The first contact betweeen the company and the potential new employee is the job listing.  The job applicant will identify jobs, tasks, responsibilities, etc. listed in the job listing that align with his/her own experience or capabilities.  Both are well served to be honest in their portrayal.  The company should be honest about the role and the applicant should not claim experiences or responsibilities that are not their own.  In years gone by, it might have been possible for companies to get away with stretching the truth about a position’s true nature.  However, now applicants can rely on sites like glassdoor to provide them with an insider’s view of the company (comments written by previous or current employees about the company’s culture, pay rates, and job tasks).

First Contacts

It is advisable for the company to create an interview schedule if more than one interview will be conducted and share that with both the applicant and those conducting the interviews.  This allows the applicant to understand who they will be speaking with (by name and job title), the schedule of interviews, and can better prepare their interview answers based on the functions, responsibilities, and perspectives of the interviewer.  The interviewers can then tailor their questions so that the applicant is not asked the same questions numerous times, but rather each interviewer is tasked with collecting different information.
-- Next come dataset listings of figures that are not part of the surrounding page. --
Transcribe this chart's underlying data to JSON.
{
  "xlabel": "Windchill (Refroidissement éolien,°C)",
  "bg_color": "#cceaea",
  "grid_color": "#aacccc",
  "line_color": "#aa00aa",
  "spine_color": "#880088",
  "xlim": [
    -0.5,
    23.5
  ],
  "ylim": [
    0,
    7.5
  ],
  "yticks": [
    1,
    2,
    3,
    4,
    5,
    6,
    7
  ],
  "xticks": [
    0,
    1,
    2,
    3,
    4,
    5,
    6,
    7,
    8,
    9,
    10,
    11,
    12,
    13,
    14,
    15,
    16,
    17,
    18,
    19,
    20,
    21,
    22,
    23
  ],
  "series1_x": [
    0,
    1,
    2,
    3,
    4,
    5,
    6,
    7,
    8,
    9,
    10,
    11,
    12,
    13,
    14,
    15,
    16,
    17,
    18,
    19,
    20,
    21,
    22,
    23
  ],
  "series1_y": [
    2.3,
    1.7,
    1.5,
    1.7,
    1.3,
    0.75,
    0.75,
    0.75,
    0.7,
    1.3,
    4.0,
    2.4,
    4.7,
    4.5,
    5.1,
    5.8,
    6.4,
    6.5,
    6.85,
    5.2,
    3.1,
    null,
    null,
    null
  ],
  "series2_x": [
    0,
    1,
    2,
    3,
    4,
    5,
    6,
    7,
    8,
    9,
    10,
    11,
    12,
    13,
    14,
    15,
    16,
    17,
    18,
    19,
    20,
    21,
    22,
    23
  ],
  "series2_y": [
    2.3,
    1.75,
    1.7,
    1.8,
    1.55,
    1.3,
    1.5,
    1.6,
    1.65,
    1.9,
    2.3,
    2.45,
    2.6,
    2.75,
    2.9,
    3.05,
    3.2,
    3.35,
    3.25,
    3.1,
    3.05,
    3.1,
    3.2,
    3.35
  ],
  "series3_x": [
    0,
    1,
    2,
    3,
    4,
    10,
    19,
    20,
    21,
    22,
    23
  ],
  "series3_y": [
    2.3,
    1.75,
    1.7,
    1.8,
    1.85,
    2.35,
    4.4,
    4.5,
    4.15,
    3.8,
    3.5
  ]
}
In the event that the interviewers are detained or unable to meet with the applicant at the assigned time, it is especially important to have someone tasked with acting as “host” or “hostess.”  This person will shepherd the applicant from interview to interview, or check in periodically to ensure that the applicant is being tended to, answer any questions that may arise, or allow the applicant to make requests to ensure their own comfort during the process (water, access to a bathroom, chance to make a phone call, etc. – as appropriate).

Engagement on Interviews

While there are different approaches to interviews:

  1. Behavioral interviews are popular where the interviewee is asked for examples of how they have performed in different conditions or scenarios, or how they might behave in simulated situations.
  2. Another less popular form of interviewing, but still occasionally conducted are “stress interviews” where the applicant is seen in a situation that is uncomfortable and then judged on how they handle stress.  An example of this is stress interview .
  3. The traditional approach is the review of one’s career highlights and sharing the position’s key responsibilities.

Treat interviews as important exchanges.

The purpose of the interview should not be forgotten in the pursuit of the techniques.  The interview is designed to give a realistic insight into both the applicant and the job to ensure that there is an alignment between the two.  If either the company or the applicant are not better informed about each other after the interviews have been completed, it was not as successful as it could have been.

Next Steps

Share the expectations after the applicant has completed the interviews.  Will there be follow-ups?  Additional interviews?  Is there any administrative transactions that are to be completed (paying for travel, lodging, meals, parking, or other expenses incurred – and agreed to beforehand)?  What is the timing that decisions be made?

Failure to consider these aspects of the interview process may lead to a less than optimal interview/hiring experience for both the company and the interviewee.